Tampere University of Technology

TUTCRIS Research Portal

Customized Low Power Processor for Object Recognition

Research output: Book/ReportMaster's ThesisScientific


Original languageEnglish
PublisherEindhoven University of Technology
Number of pages93
Publication statusPublished - 2016
Externally publishedYes
Publication typeG2 Master's thesis, polytechnic Master's thesis


Convolutional Neural Networks (CNNs) are machine learning algorithms that allow computers to perform object recognition on images with great accuracy. With cameras becoming cheaper and increasing availability of computing power, computer vision applications are on the rise. This has created a demand for fast, low power embedded processors that can execute CNNs with high performance in small form factor devices and mobile applications.
In this work we present a design for a programmable hardware accelerator that can perform object recognition on HD images.

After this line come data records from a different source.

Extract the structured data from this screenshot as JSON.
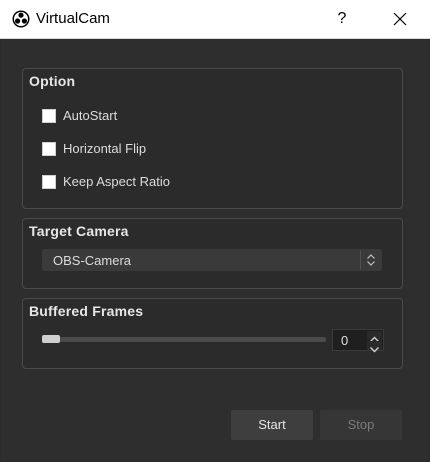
{
  "window": {
    "title": "VirtualCam",
    "help_label": "?"
  },
  "options": {
    "title": "Option",
    "items": [
      {
        "label": "AutoStart",
        "checked": false
      },
      {
        "label": "Horizontal Flip",
        "checked": false
      },
      {
        "label": "Keep Aspect Ratio",
        "checked": false
      }
    ]
  },
  "target_camera": {
    "title": "Target Camera",
    "selected": "OBS-Camera"
  },
  "buffered_frames": {
    "title": "Buffered Frames",
    "value": "0"
  },
  "buttons": {
    "start": "Start",
    "stop": "Stop"
  },
  "icons": {
    "app": "obs-logo-icon",
    "close": "close-icon",
    "combo": "updown-arrows-icon",
    "spin_up": "chevron-up-icon",
    "spin_down": "chevron-down-icon"
  },
  "colors": {
    "dialog_bg": "#2e2e2e",
    "group_bg": "#2b2b2b",
    "text": "#dcdcdc",
    "disabled_text": "#7a7a7a"
  }
}
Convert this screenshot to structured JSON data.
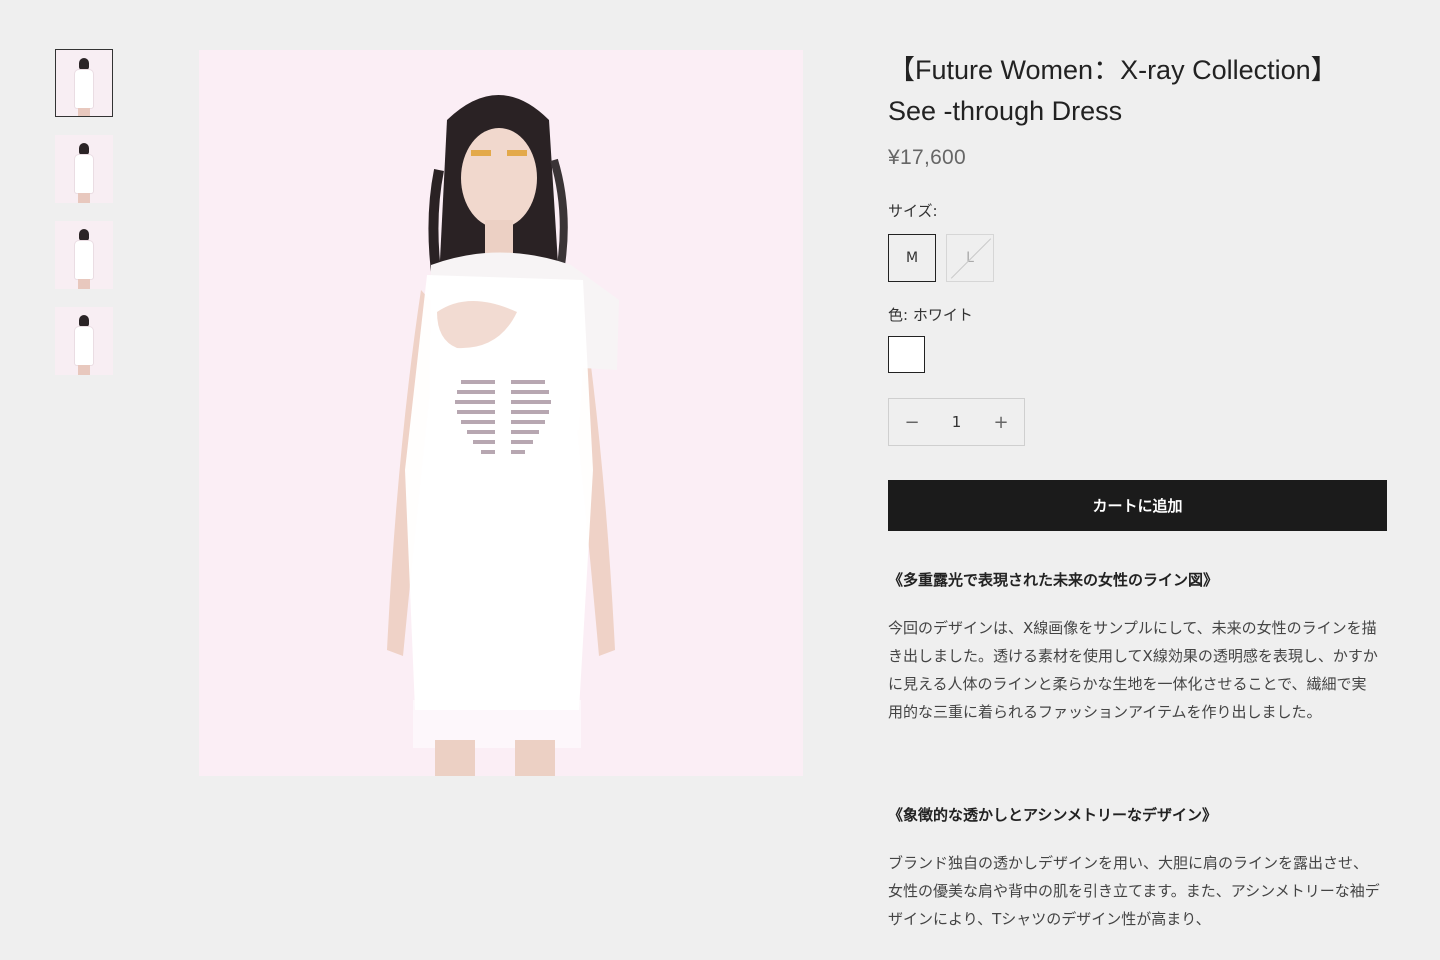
{
  "gallery": {
    "thumbnails": [
      "thumbnail-1",
      "thumbnail-2",
      "thumbnail-3",
      "thumbnail-4"
    ],
    "active_index": 0
  },
  "product": {
    "title_line1": "【Future Women：X-ray Collection】",
    "title_line2": "See -through Dress",
    "price": "¥17,600",
    "size_label": "サイズ:",
    "sizes": [
      {
        "label": "M",
        "selected": true,
        "available": true
      },
      {
        "label": "L",
        "selected": false,
        "available": false
      }
    ],
    "color_label": "色: ホワイト",
    "color_swatch": "#ffffff",
    "quantity": "1",
    "qty_minus": "−",
    "qty_plus": "+",
    "add_to_cart": "カートに追加"
  },
  "description": {
    "heading1": "《多重露光で表現された未来の女性のライン図》",
    "body1": "今回のデザインは、X線画像をサンプルにして、未来の女性のラインを描き出しました。透ける素材を使用してX線効果の透明感を表現し、かすかに見える人体のラインと柔らかな生地を一体化させることで、繊細で実用的な三重に着られるファッションアイテムを作り出しました。",
    "heading2": "《象徴的な透かしとアシンメトリーなデザイン》",
    "body2": "ブランド独自の透かしデザインを用い、大胆に肩のラインを露出させ、女性の優美な肩や背中の肌を引き立てます。また、アシンメトリーな袖デザインにより、Tシャツのデザイン性が高まり、"
  },
  "colors": {
    "background": "#efefef",
    "button": "#1b1b1b",
    "image_bg": "#fbeef5"
  }
}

The accelerator has a transport triggered architecture, which benefits from the instruction level parallelism of a VLIW, without the increased register file complexity. We use vector processing for high throughput and by analyzing the data access patterns of the application we exploit data locality inherent to CNNs and we have reduced the number of memory accesses to 4% of a naive implementation. Using memory tiling, our accelerator requires only small SRAMs with low power consumption.
The accelerator has three on-chip SRAMs, one of neurons, one for weights and an instruction memory. The total chip area including these three memories is 0,36 mm2 on 28 nm technology. The entire chip consumes 74,3 mW at 1 GHz. Hardware simulations of a compiled network have shown that the accelerator can perform detection at 11,5 HD frames per second at a cost of 6,6 mJ per frame. However, the current version of the compiler was not able to fully utilize the accelerator and our vector unit utilization is around 42%. We demonstrate that higher utilizations are realistic and that an 80% utilization is achievable, allowing for 21 frames per second for 5,2 mJ per frame.
The accelerator is designed with scalability in mind. We demonstrate that by adding more parallel vector function units the performance scales almost linearly while the energy cost per frame drops. Using our efficient memory access scheme, we can contain the memory bandwidth bottleneck that is a big problem for hardware accelerated CNNs and we achieve excellent scalability. This allows us to increase the computational capacities of the accelerator and lower the clock frequency, resulting in a reduced power consumption and even lower energy cost per frame. Low power consumption in combination with programmability makes our accelerator an excellent solution for a broad range of low power, embedded visual recognition applications.